Prof. Dr. Barbara Völzmann-Stickelbrock
aa) Nichtbestehen der Klageforderung.
Rn 69
Das Gericht hat sich mit der Gegenforderung nur dann zu befassen, wenn diese entscheidungserheblich ist. Ist die Klage abzuweisen, weil die Klage unzulässig ist oder die Klageforderung nicht besteht, ergeht keine der Rechtskraft fähige Entscheidung über die nur hilfsweise geltend gemachte Gegenforderung. Eine gleichwohl gemachte Aussage zur Gegenforderung ist als reines obiter dictum unbeachtlich. Der Kl ist nur in Höhe der Klageforderung beschwert. Auch wenn der Bekl die Klageforderung unstr stellt und sich allein mit der Aufrechnung verteidigt, hat das Gericht – sofern kein ausdrückliches Anerkenntnis vorliegt – jedenfalls die Schlüssigkeit der Klageforderung zu prüfen, denn es darf nicht rechtskräftig über die Gegenforderung entscheiden, wenn die Hauptforderung schon aufgrund des Klägervortrags nicht besteht (Wieczorek/Schütze/Büscher § 322 Rz 260). Das Gericht darf nach der heute allg anerkannten Beweiserhebungstheorie die Entscheidung über die Klageforderung nicht mit der Begründung offenlassen, dass diese jedenfalls infolge Aufrechnung erloschen sei (Zö/G.Vollkommer § 322 Rz 20; Musielak/Voit/Musielak § 322 Rz 84 gegen die frühere Klageabweisungstheorie). Teilweise wird bei einem Verstoß gegen den Beweiserhebungsgrundsatz das Urt in umfassender Hinsicht der materiellen Rechtskraft nicht fähig ist, dh, weder über den Bestand der Klage bis zur Höhe der zur Aufrechnung gestellten Forderung rechtskräftig entschieden noch die Gegenforderung aberkannt ist (Zö/G.Vollkommer § 322 Rz 21). Nach aA ist durch ein derartiges Urt zwar die eingeklagte Hauptforderung rechtskräftig aberkannt, nicht aber eine der Rechtkraft fähige Entscheidung über das Erlöschen der Gegenforderung getroffen (Musielak/Voit/Musielak § 322 Rz 84, St/J/Althammer § 322 Rz 156). Da die Rechtskraft des § 322 I auch fehlerhaft ergangene Urteile erfasst, ist letzterer Auffassung zuzustimmen, lediglich die Wirkung der Ausnahmeregelung des § 322 II tritt in solchen Fällen nicht ein.
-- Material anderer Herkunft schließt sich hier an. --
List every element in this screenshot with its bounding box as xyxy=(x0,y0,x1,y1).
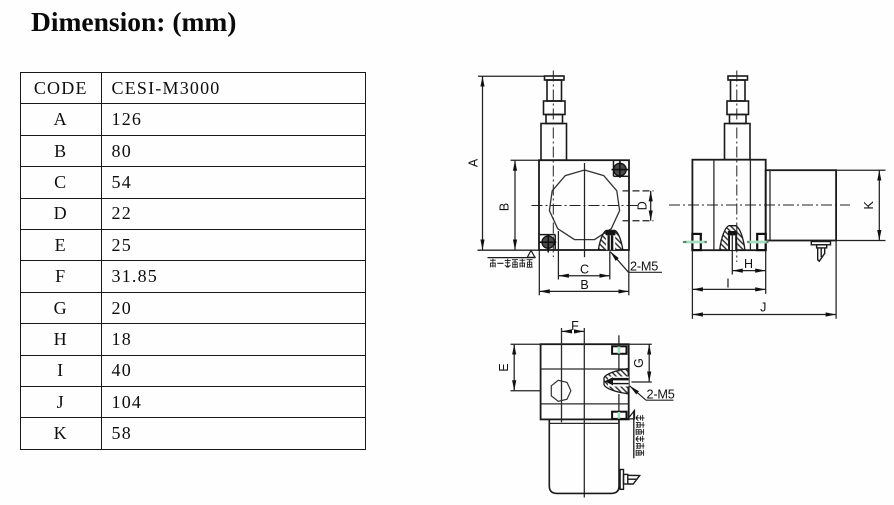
bottom connector body xyxy=(624,474,628,484)
side body inner edge right xyxy=(749,160,751,251)
side sensor housing xyxy=(766,170,836,240)
dome centerline extension down xyxy=(731,234,733,275)
datum triangle front xyxy=(527,251,535,258)
datum text bottom (CJK vertical) xyxy=(636,415,645,456)
svg-text:J: J xyxy=(760,301,766,315)
front M5 bushing dome (hatched) xyxy=(598,230,623,250)
side M5 bushing dome (hatched) xyxy=(720,226,745,250)
svg-text:F: F xyxy=(571,319,579,333)
svg-text:D: D xyxy=(635,201,649,210)
dim E extensions xyxy=(511,344,542,391)
dim F line xyxy=(562,319,585,333)
side horizontal centerline xyxy=(669,204,850,206)
dim E line xyxy=(497,344,514,391)
side housing inner flange xyxy=(769,170,771,240)
side plunger cap xyxy=(725,76,751,160)
svg-text:I: I xyxy=(726,277,729,291)
side left edge extension down xyxy=(691,250,693,319)
dim K extension bottom xyxy=(836,240,885,242)
bottom view block xyxy=(541,344,629,419)
label 2-M5 bottom with leader xyxy=(630,386,675,402)
front plunger stem xyxy=(547,80,562,101)
label 2-M5 front with leader xyxy=(610,252,662,274)
front corner cell top-right xyxy=(614,160,630,176)
front plunger base block xyxy=(541,124,567,161)
side plunger step xyxy=(730,115,747,124)
datum triangle bottom view xyxy=(628,410,635,419)
side tab bottom-right xyxy=(757,234,766,250)
svg-text:K: K xyxy=(862,200,876,209)
svg-text:E: E xyxy=(497,363,511,371)
side plunger base block xyxy=(725,124,751,160)
baseline extension left xyxy=(478,249,540,251)
dim C line xyxy=(558,262,609,276)
side plunger stem xyxy=(731,80,746,101)
green datum line left tab xyxy=(683,241,707,244)
bolt bottom-left xyxy=(540,235,557,253)
bottom inner vertical F-left xyxy=(561,328,563,422)
bottom connector nib xyxy=(628,475,640,484)
dim B left line xyxy=(498,160,516,250)
bottom tab top-right xyxy=(612,346,626,354)
green mark bottom tab xyxy=(618,412,621,419)
title xyxy=(31,6,236,38)
side tab bottom-left xyxy=(692,234,700,250)
side vertical centerline xyxy=(736,71,738,263)
dim B-left extension xyxy=(511,159,540,161)
svg-text:2-M5: 2-M5 xyxy=(630,259,658,273)
dim B-bottom extensions xyxy=(539,250,629,295)
front plunger cap xyxy=(541,76,567,160)
front wire drum polygon xyxy=(549,170,619,240)
dim K line xyxy=(862,170,880,240)
green mark top tab xyxy=(618,347,621,354)
dim A line xyxy=(467,76,483,250)
bottom view centerline vertical xyxy=(583,328,585,498)
front plunger step xyxy=(546,115,563,124)
bottom block inner line upper xyxy=(541,368,629,370)
side connector body xyxy=(817,245,827,248)
dim J line xyxy=(692,301,836,315)
all drawing groups appended below xyxy=(467,71,663,296)
motor can top flange line xyxy=(549,422,619,424)
front corner cell bottom-left xyxy=(539,235,555,250)
green datum line right tab xyxy=(747,241,769,244)
svg-text:C: C xyxy=(580,262,589,276)
svg-text:2-M5: 2-M5 xyxy=(647,388,675,402)
dim D line xyxy=(635,191,650,221)
dim K extension top xyxy=(836,169,885,171)
dimension table xyxy=(20,72,366,450)
bottom connector flange xyxy=(620,470,640,490)
dim H line xyxy=(732,257,765,271)
dim G extensions xyxy=(629,344,652,382)
datum leader line vertical xyxy=(633,411,635,459)
side body inner edge left xyxy=(713,160,715,251)
dim G line xyxy=(632,344,649,382)
front vertical centerline xyxy=(552,71,554,258)
bolt top-right xyxy=(612,160,629,178)
dim I line xyxy=(692,277,765,291)
bottom hex boss xyxy=(551,380,571,401)
datum label underline front xyxy=(488,257,536,259)
bottom M5 bushing dome (hatched, pointing left) xyxy=(604,369,629,394)
front view body xyxy=(539,160,629,250)
bottom screw centerline xyxy=(618,335,620,422)
side connector prong xyxy=(818,248,825,261)
dim D extension lines xyxy=(623,191,654,221)
dim C extensions xyxy=(558,231,609,280)
front plunger nut block xyxy=(544,101,566,115)
svg-text:B: B xyxy=(498,203,512,211)
bottom block inner line lower xyxy=(541,403,629,405)
front horizontal centerline xyxy=(532,205,641,207)
bottom motor can xyxy=(549,420,619,494)
side view body xyxy=(692,160,765,251)
side connector flange xyxy=(811,242,830,262)
dim B bottom line xyxy=(539,278,629,292)
bottom tab bottom-right xyxy=(612,412,626,419)
svg-text:A: A xyxy=(467,158,481,167)
side plunger nut block xyxy=(727,101,749,115)
dim J extension right xyxy=(835,241,837,319)
svg-text:B: B xyxy=(580,278,588,292)
datum text front (CJK) xyxy=(490,259,533,268)
svg-text:G: G xyxy=(632,358,646,368)
side right edge extension down xyxy=(765,250,767,294)
svg-text:H: H xyxy=(744,257,753,271)
dim A extension top xyxy=(478,75,545,77)
front drum vertical centerline xyxy=(584,163,586,257)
bb) Begründetheit der Aufrechnung.
Rn 70
Besteht die Klageforderung und weist das Gericht die Klage aufgrund der zulässigen und begründeten Aufrechnung ab, so ist entsprechend § 322 II rechtskräftig festgestellt, dass die Klageforderung und die Gegenforderung in der Höhe der Klageforderung bestanden haben und dass beide Forderungen infolge der Aufrechnung erloschen sind. Beide Parteien sind jeweils in Höhe der Klageforderung beschwert (BGH NJW 02, 900). Legt nur der Kl Rechtsmittel ein, ist das Gericht gehindert, das Bestehen der Klageforderung anders zu bewerten als die Vorinstanz (BGHZ 109, 179, 188 = NJW 90, 447). Legt umgekehrt nur der Bekl Rechtsmittel ein, darf das Gericht nur das Bestehen der Klageforderung überprüfen, nicht aber die zuvor bejahte Gegenforderung verneinen (BGHZ 36, 316, 319 = NJW 62, 907). Ist die Gegenforderung höher als die Klageforderung, so wird der verbleibende Teil dem Bekl nicht rechtskräftig aberkannt, auch dann nicht, wenn die Gegenforderung in den Entscheidungsgründen insgesamt verneint wird (MüKoZPO/Gottwald § 322 Rz 205). Ist die Gegenforderung geringer als die Hauptforderung oder nur tw begründet, wird die Klage nur in der Höhe tw abgewiesen und damit rechtskräftig über die Gegenforderung entschieden, in der diese der Klageforderung begründet entgegensteht.